Our version is hosted here: Legalese's CLAHub
CLAHub is a tool for easy integration of CLAs into opensource projects on Github. Whenever a contributor submits a pull request for our project, CLAHub performs a check on the user's signatory status. If the user has not signed our CLA, it inserts an alert at the confirmation page of the pull request to remind the user to sign the CLA at the link provided, or else the pull request will not be submitted.
The owner has included very helpful instructions to deploy our own copy of CLAHub independent of his version hosted at the above URL.
The vast majority of CLAHub is written in Ruby and is hosted on Heroku. This is how I created our own copy:
Clone the CLAHub repository here.
Install the Heroku Toolbelt and follow their "Getting started" instructions. Also, note that Ruby projects hosted on Heroku have certain requirements.
Now cd to your local clone's directory in Terminal and then choose a name for your copy: it could be my-clahub, for example. If you leave it blank, Heroku will choose a random name for you. In that case, the command would be heroku create.
heroku create my-clahub
heroku config:add SECRET_TOKEN=some-random-key-with-plenty-of-entropy-here
heroku addons:add heroku-postgresql
Note that the SECRET_TOKEN MUST be at least 30 characters. One way to generate it:
heroku config:add SECRET_TOKEN=$( head /dev/random | base64 | head -n 1 )
Push the code up:
git push heroku master
Migrate the database:
heroku run rake db:migrate
heroku run rake db:seed
Github has an OAuth function. This allows external apps to request authorisation to private details in a user account without requesting its password. CLAHub requests authorisation via OAuth to determine whether a certain user has signed a certain CLA associated with the project he is contributing to.
Register for two new Github applications. One will be used for project owner signups and one for contributors signups.
You will need to configure the authorization callback URL for each. Note: the "limited" application will be used for the contributor signups. It will only be used for authorization and hence won't require any permissions to the contributor's account.

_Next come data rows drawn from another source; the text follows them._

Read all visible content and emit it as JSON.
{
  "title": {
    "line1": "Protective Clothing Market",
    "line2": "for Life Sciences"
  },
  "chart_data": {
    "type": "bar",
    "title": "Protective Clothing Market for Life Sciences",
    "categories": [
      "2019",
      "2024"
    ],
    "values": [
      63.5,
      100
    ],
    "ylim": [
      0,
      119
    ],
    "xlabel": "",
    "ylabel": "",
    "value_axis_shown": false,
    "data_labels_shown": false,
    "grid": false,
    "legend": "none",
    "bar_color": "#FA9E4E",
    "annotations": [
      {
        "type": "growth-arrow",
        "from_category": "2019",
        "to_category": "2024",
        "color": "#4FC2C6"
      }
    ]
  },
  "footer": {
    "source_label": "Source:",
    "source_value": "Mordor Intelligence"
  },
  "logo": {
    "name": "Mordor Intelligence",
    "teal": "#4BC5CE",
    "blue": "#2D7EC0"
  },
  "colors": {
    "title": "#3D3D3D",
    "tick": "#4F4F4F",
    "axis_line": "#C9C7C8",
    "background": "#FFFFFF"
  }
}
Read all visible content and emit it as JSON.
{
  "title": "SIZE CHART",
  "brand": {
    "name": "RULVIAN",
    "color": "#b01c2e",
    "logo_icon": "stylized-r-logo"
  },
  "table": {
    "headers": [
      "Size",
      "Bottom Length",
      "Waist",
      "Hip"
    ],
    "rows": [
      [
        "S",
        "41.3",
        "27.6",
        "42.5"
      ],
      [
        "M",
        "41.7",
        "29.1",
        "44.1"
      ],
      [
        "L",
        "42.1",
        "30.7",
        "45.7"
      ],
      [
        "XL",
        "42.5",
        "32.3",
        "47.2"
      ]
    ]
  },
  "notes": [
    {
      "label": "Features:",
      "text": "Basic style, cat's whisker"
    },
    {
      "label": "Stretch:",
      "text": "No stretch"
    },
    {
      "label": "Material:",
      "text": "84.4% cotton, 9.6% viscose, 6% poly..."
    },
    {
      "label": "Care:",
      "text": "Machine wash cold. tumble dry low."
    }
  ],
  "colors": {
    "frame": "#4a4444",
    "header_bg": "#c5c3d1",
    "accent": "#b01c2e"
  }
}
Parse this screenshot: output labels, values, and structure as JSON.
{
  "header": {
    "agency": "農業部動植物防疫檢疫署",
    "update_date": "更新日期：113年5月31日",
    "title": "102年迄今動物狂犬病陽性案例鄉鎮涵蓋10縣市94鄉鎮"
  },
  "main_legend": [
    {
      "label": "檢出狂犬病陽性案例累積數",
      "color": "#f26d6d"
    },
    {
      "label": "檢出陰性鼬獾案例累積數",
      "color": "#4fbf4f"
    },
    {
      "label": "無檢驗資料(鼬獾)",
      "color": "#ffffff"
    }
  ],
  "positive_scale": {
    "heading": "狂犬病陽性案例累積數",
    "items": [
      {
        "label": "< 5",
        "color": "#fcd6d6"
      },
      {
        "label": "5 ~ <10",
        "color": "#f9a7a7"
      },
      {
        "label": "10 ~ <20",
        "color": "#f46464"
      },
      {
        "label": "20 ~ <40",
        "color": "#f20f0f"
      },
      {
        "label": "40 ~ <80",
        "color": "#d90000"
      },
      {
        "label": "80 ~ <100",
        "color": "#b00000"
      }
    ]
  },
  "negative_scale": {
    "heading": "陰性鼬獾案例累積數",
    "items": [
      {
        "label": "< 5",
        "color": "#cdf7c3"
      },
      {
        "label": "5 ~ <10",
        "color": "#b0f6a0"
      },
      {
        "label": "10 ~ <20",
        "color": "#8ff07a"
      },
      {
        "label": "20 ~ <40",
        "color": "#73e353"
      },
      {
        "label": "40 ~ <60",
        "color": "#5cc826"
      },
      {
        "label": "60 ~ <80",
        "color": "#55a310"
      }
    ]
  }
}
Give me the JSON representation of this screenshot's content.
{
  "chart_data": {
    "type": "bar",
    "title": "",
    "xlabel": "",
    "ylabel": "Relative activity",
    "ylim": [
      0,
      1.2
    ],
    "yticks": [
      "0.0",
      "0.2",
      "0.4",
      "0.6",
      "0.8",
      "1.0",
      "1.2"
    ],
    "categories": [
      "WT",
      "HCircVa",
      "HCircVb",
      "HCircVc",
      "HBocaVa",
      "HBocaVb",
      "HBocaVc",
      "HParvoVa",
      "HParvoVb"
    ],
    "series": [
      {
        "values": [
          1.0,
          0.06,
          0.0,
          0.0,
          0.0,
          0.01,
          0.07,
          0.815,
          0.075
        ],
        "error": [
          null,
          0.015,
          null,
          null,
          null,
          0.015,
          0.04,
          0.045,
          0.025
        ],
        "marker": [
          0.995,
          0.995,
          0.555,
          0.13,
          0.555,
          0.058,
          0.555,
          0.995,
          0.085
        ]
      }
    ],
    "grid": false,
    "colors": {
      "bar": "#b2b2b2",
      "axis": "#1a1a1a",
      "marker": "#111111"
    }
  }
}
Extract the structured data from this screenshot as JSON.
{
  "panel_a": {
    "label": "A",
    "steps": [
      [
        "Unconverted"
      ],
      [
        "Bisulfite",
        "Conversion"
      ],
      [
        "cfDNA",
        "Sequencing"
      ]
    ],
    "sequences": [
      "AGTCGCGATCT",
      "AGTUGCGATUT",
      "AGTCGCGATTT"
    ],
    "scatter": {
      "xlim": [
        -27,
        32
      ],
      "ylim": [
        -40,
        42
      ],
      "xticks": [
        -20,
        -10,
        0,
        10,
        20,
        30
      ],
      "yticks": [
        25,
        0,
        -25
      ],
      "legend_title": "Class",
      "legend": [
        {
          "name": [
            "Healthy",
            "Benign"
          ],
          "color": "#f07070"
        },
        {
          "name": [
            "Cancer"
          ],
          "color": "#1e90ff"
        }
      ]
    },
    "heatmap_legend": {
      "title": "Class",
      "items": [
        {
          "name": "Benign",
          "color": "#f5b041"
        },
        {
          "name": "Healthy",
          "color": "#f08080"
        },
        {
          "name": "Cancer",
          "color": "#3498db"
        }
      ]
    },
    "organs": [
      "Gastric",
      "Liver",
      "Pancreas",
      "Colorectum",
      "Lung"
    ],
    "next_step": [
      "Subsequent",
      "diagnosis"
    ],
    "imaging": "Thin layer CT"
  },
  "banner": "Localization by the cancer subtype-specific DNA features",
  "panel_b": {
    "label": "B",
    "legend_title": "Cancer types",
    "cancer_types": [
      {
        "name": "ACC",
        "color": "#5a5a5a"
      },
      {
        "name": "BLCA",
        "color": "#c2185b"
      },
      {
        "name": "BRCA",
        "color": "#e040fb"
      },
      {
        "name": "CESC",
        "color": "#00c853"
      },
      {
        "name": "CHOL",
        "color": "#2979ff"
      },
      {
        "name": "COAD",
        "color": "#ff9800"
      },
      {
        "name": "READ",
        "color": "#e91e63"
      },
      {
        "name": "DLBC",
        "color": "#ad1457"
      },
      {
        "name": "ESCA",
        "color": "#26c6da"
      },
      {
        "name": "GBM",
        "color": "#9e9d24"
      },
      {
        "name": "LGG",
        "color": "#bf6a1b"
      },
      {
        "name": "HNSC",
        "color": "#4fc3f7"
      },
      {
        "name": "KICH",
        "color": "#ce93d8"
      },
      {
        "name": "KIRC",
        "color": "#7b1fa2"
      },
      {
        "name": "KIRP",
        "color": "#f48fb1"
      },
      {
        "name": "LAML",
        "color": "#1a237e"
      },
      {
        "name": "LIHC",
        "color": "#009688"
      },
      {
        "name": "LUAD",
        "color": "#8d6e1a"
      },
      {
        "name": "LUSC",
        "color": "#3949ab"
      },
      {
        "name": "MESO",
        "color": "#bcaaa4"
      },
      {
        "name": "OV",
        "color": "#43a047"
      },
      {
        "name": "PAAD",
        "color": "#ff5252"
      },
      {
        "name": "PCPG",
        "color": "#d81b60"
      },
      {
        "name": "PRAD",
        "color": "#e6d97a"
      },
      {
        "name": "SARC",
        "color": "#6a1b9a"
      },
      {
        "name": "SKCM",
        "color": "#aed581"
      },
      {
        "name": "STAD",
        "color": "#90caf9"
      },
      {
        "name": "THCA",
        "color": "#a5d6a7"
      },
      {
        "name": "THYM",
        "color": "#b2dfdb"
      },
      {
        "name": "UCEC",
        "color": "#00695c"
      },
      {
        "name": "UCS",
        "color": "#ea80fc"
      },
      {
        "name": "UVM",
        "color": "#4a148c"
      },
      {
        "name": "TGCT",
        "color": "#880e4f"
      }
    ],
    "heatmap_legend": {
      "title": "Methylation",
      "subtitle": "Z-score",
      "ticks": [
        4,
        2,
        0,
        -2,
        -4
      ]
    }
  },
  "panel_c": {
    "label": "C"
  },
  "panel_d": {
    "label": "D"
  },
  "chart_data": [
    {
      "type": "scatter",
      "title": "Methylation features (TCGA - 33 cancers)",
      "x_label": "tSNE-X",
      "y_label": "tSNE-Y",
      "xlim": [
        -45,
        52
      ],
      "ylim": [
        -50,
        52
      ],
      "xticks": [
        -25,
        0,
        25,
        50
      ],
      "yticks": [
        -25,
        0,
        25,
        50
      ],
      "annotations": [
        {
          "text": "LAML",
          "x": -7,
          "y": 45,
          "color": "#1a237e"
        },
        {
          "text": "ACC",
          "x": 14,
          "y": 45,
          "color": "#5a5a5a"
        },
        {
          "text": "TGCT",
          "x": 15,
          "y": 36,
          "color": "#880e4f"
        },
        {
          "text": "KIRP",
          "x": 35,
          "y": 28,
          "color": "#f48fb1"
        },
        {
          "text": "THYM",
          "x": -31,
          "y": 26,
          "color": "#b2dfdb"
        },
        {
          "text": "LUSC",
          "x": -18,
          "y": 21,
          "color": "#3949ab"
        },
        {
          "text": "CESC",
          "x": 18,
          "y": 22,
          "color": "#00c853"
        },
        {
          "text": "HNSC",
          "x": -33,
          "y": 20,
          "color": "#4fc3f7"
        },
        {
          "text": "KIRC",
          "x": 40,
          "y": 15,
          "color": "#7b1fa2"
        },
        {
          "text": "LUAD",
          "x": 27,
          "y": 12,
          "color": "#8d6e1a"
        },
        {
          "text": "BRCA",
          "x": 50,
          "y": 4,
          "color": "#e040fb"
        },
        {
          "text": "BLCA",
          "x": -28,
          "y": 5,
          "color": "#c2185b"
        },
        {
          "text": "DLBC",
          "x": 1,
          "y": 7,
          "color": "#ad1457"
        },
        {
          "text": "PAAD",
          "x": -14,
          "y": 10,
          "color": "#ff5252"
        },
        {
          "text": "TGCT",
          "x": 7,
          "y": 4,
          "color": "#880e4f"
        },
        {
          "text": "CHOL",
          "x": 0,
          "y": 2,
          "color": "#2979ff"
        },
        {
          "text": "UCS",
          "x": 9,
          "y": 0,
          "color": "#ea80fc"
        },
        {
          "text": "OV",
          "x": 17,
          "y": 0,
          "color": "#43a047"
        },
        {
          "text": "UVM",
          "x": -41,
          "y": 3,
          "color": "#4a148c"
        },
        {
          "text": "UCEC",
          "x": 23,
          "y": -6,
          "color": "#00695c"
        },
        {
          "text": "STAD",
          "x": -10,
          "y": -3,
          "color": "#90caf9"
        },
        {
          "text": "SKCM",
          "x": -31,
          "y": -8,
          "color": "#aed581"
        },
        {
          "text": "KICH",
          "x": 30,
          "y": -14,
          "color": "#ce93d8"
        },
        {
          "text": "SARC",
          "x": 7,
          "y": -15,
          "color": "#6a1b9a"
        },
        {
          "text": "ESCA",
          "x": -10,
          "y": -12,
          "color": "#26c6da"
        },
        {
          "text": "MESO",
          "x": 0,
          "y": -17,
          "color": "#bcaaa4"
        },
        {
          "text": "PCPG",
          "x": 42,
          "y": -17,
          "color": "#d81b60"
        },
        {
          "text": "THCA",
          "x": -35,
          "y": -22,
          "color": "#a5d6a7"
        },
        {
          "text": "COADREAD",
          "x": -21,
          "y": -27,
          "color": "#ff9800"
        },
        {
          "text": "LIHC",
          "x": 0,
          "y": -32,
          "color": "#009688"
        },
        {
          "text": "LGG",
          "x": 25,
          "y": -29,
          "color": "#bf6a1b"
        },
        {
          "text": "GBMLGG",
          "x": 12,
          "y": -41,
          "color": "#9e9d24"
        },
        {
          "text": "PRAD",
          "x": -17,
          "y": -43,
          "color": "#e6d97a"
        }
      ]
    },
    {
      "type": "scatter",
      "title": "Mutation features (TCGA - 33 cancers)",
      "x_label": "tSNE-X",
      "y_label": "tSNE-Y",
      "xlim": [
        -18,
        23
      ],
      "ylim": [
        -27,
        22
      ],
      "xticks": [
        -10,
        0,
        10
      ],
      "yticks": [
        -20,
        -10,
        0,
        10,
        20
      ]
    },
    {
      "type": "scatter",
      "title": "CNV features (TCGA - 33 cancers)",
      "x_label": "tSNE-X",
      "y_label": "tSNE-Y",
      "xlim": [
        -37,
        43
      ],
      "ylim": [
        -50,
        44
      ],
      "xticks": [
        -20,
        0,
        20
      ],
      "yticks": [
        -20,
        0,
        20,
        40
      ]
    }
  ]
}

* Full access: https://my-clahub.herokuapp.com/auth/github/callback
* Limited-access signature-only callback: https://my-clahub.herokuapp.com/auth/github_limited/callback
From the applications' page, copy the client keys and secrets, and add it to the Heroku environment:
heroku config:add GITHUB_KEY=aaa111bbb GITHUB_SECRET=ccc222ddd
heroku config:add GITHUB_LIMITED_KEY=aaa111bbb GITHUB_LIMITED_SECRET=ccc222ddd
If you have problems, try running heroku logs.
If you want to enforce a canonical hostname, e.g. hosting at www.my-clahub.com and redirect my-clahub.herokuapp.com to that address:
heroku domains:add www.my-clahub.com
heroku config:add CANONICAL_URL=www.my-clahub.com
At your DNS provider, add a CNAME from www.my-clahub.com to my-clahub.herokuapp.com.
You also need to set your hostname as a HOST environment variable:
heroku config:set HOST=https://my-cla.herokuapp.com
or edit config/initializers/host.rb and add your host name (either the domain name supplied by Heroku or your custom domain) to the production key. For example:
'production' => 'http://my-clahub.herokuapp.com'
In the production environment, SSL is enforced. If you really do not want SSL:
heroku config:add DISABLE_SSL_ENFORCEMENT=true
Google Universal Analytics is enabled if you set environment variables UA_KEY
and UA_DOMAIN. The JavaScript is added from app/views/layouts/application.html.erb.
NOTE: @jobchong is still hosting this on his Heroku account. Once we consolidate, all third-party applications like this ideally should be held under a single corporate Legalese user.